I don’t keep a journal, but it seems like above ground crop seeds germinate faster, and come up better by moon planting.
As for root crops, I couldn’t really say, as I can’t see the roots on my potatoes.or carrots right now, but the tops look good.
http://www.fanicknursery.com/Downloads/2014/Calendar_2014.pdf
Did it break all the way off? I had one last year that broke, and just hasd a little bit of the skin part of the stem making contact. I fit it back together, and wrapped it with scotch tape, and it grew back together, and grew till December when frost killed it.
The other thing is to try to root that part that broke off. Just stick it in some wet potting soil.
Not that my pictures were that great, but Sprint has discontinued picture mail. I wish you could see my tromboncino squash. Do those male flowers ever do anything besides look like a fuzzy weird thing? I have squash but no actual yellow male flowers. Darned Sprint, I can't post a picture to show you..
I will have to master the camera on my tablets and try to upload pics with that. haruumph.
Excellent pickings. Makes me hungry for a big salad. My eggplant seedlings are only five inches high. I am jealous
“I had one last year that broke, and just hasd a little bit of the skin part of the stem making contact. I fit it back together, and wrapped it with scotch tape”
I thought I remembered your doing something with a broken tomato - I’m going out there right now and scotch taping it. Be back in a minute.
As for journal, good idea, but with 400 or so varieties of tomatoes to oversee (along with everything else); I can't see that happening. :-)
Okay, tomato is taped together - it still had that skin connection on one side.
“Do those male flowers ever do anything besides look like a fuzzy weird thing?”
Every fuzzy thing is a flower before it blooms.
I just found this:
“The flowers you are seeing are likely to be all male flowers.

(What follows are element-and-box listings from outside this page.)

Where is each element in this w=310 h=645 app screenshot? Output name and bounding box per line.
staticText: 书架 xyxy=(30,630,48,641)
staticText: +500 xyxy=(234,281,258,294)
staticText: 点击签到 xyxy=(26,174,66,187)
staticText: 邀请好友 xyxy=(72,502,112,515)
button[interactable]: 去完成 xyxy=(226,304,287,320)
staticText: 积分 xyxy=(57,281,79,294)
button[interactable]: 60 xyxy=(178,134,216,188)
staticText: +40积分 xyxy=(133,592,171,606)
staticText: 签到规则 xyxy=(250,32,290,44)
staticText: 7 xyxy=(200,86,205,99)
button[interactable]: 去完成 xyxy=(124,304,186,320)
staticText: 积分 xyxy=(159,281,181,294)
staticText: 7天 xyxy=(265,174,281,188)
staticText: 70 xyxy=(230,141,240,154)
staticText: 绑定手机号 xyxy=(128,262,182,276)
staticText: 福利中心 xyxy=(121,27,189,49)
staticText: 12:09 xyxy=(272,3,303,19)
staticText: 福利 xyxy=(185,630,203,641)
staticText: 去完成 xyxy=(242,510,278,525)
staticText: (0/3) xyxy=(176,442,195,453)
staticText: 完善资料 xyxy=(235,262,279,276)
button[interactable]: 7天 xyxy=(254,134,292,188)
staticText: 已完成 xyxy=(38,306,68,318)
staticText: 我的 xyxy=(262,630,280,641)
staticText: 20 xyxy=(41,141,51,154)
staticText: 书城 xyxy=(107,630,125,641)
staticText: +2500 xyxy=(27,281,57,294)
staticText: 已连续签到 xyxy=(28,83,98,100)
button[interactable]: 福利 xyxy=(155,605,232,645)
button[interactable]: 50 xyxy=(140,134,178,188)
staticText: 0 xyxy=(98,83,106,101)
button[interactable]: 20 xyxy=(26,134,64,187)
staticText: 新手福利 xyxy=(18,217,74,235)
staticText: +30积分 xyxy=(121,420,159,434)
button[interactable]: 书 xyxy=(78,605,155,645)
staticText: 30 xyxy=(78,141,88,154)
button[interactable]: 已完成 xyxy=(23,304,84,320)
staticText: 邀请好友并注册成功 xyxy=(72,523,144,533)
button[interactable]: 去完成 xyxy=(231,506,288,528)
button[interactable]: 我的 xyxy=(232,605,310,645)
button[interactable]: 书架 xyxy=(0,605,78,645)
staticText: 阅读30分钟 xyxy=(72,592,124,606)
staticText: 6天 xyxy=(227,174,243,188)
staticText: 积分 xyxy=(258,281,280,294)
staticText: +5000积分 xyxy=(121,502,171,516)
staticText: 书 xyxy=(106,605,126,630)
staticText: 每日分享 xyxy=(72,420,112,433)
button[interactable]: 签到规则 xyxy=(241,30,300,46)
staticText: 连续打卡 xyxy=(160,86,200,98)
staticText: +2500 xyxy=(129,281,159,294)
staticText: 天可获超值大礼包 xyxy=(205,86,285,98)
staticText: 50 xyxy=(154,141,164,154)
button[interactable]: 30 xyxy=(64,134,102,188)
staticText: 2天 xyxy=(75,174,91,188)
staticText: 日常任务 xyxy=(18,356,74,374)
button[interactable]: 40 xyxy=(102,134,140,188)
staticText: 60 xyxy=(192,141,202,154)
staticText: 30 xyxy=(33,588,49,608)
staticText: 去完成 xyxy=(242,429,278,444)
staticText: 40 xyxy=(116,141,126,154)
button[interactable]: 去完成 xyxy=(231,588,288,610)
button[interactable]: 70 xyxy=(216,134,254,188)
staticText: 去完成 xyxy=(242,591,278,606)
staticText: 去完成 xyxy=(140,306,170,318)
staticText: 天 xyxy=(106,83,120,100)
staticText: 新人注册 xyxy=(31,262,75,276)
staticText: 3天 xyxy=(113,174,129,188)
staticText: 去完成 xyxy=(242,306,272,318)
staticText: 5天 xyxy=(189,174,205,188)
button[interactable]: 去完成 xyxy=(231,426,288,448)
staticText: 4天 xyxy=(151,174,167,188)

Squash, melons, and cucumbers produce male flowers first and are then followed by female flowers which often form on side or “lateral” branches. Be patient and they will appear.”
I have two flowers which I would call on the main stalk. I have another flower that should be open by tomorrow that I would call being on a lateral branch. There is nothing growing under the one on the lateral branch and nothing growing under the other two flowers.